With our belief in the process of “taking the mystery out of the mystique” of film making and story telling, it is the hope of JCAD that anyone who has the passion to tell stories will do so in an educated and thoughtful, but highly passionate manner! Whether a person tells his/her story through a screenplay, stage play, novel, or documentary, storytelling is an art that is one part pure imagination; a dash of risk and daring to be different; several cups of technical prowess and bending to a paradigm that goes back to Aristotle; many teaspoonfuls of psychological introspection and a pinch of willingness to hold a mirror to the writer’s soul. Truth-telling from the heart comes out loud and clear as the writer’s voice that can be heard and felt in the hearts and minds of the movie audience or novel reader.

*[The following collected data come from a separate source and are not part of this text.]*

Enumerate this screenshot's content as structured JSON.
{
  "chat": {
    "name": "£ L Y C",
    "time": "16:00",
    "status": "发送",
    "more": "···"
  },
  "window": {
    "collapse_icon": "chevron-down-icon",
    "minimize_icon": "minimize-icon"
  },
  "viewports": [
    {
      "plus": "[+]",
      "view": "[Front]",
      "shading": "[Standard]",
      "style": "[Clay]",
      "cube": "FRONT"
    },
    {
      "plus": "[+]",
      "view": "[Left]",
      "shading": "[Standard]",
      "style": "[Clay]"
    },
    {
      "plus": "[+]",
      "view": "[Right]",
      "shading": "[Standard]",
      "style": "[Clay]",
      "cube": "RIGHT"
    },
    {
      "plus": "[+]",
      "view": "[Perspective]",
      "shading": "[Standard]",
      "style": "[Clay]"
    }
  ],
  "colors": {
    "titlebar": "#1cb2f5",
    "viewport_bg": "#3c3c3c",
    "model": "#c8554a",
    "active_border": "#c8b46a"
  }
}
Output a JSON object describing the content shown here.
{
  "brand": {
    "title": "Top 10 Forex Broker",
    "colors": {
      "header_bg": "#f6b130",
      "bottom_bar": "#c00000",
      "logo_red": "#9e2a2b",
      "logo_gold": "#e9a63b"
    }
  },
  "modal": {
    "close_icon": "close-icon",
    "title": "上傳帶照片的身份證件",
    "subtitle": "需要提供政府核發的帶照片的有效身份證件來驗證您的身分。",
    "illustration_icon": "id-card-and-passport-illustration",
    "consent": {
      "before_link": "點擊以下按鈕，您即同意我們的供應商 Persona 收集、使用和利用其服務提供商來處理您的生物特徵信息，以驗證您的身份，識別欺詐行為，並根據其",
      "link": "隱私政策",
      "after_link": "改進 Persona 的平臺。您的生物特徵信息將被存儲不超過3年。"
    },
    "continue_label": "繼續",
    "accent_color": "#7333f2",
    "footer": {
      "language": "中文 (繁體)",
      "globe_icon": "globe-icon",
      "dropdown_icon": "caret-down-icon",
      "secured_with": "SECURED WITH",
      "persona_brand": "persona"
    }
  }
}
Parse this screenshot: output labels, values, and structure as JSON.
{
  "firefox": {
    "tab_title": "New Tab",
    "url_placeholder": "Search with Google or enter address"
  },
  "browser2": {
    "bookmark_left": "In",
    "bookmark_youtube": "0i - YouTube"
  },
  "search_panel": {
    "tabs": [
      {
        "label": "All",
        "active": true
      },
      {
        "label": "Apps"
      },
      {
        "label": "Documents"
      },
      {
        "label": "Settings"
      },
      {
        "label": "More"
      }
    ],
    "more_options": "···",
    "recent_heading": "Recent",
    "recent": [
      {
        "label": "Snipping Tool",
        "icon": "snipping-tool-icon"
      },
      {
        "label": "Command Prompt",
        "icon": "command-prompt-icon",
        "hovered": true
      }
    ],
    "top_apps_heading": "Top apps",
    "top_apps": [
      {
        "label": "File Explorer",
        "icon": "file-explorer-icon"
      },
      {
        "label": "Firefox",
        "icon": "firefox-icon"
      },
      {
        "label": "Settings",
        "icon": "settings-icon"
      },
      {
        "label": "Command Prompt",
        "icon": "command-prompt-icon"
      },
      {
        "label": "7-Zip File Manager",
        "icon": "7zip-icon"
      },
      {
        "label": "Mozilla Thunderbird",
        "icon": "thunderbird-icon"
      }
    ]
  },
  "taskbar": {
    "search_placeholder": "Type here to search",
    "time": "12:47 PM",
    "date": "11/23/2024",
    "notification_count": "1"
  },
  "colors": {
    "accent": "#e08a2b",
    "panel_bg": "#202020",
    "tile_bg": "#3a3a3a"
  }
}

The Hollywood film industry churns out many films a year, oftentimes films that are “forgettable.” It is not easy to design a story that will translate to the screen and end up being a “Blockbuster.” In addition, not all “Blockbusters” are liked or admired by a segment of the population, who would prefer independently produced films that are on a much smaller budget, speak to a particular niche of an audience, and have a defined message to impart. No matter what the outcome of the writer’s art or craft, whether it is a Blockbuster or Indie screenplay, stage play, novel, or documentary, the point is that with the insight into one’s soul, one can reach heights that never seemed possible. Even if the story never makes millions of dollars, the internal satisfaction of writing a great story is an amazingly cathartic experience.
You can succeed in taking the mystery out of the mystique of storytelling and film production and then tell your own unique story, one page at a time. The “High Concept” idea is important to remember though. For example, you may think you’ve got a novel to write, as the result of a bitter divorce, but this might better lend itself to journal writing. A divorce, per se, is not a story. It certainly has story elements, but it is not a story that anyone would want to read about or go see a film about.
Although weddings are fraught with multiple stories and angst and worry that it’s all going to “go off” like a calibrated marching band, a wedding is not a story. A death is not a story. A Bar Mitzvah is not a story. A pregnancy is not a story, even if there were complications and the baby died at birth. Missing the train, which ended up getting derailed and killing a hundred people is not a story. Missing a bus, which ended up getting blown up in a terror attack is not a story. Missing one of the planes that ended up being highjacked by Islamic terrorists who directed the planes into skyscrapers and murdered thousands of innocent people is not a story. ISIS beheading hundreds of human beings is not a story. A little girl getting hit by a car and surviving is not a story.
What is missing from the above examples is a High Concept, a raison d’etre, or a spine or a theme or a moral or conflict or a protagonist or an antagonist or a reason as to why an audience or a reader should see this film or read this book. There are certainly compelling, horrific elements to some of the examples given in the above paragraph, but they are components of a newspaper article, or a journal entry, or an op-ed piece. The idea of making “a wedding” into a story can germinate into a story if the elements of a story are incorporated with compelling characters and conflict and a crisis moment or resolution which is what the audience or reader is waiting to find out about.
At JCAD, it is therefore our goal to teach the writer how to peel the layers of the onion and get at the truth in storytelling. In other words, we want the writer to get to the core of issues and not just develop a “catchy” plot line with an interesting twist that could be defined as “original.” To scratch the surface is not enough for great storytelling. We therefore get down to value systems and goals, both internal and external. This leads to the creation of compelling characters who are living in 3-D format and who have flaws, most of which are usually not discernable to the characters themselves. Through the storytelling, the flaws will actually come into play when the protagonist seeks to reach his/her goal. And the result will be rewarding for both the main character and the audience.
So peeling the onion can be a rewarding experience for the writer and for the audience. Maybe with tears? Maybe with a greater understanding of the human condition? Maybe with a feeling that all is well with the world? Or all is horrific, but somehow we survive? Or saving others with no regard for our own safety is a pretty decent goal, one which just might inspire us to do better with our lives after we get home and realize that home is not really a movie, but just plain old home.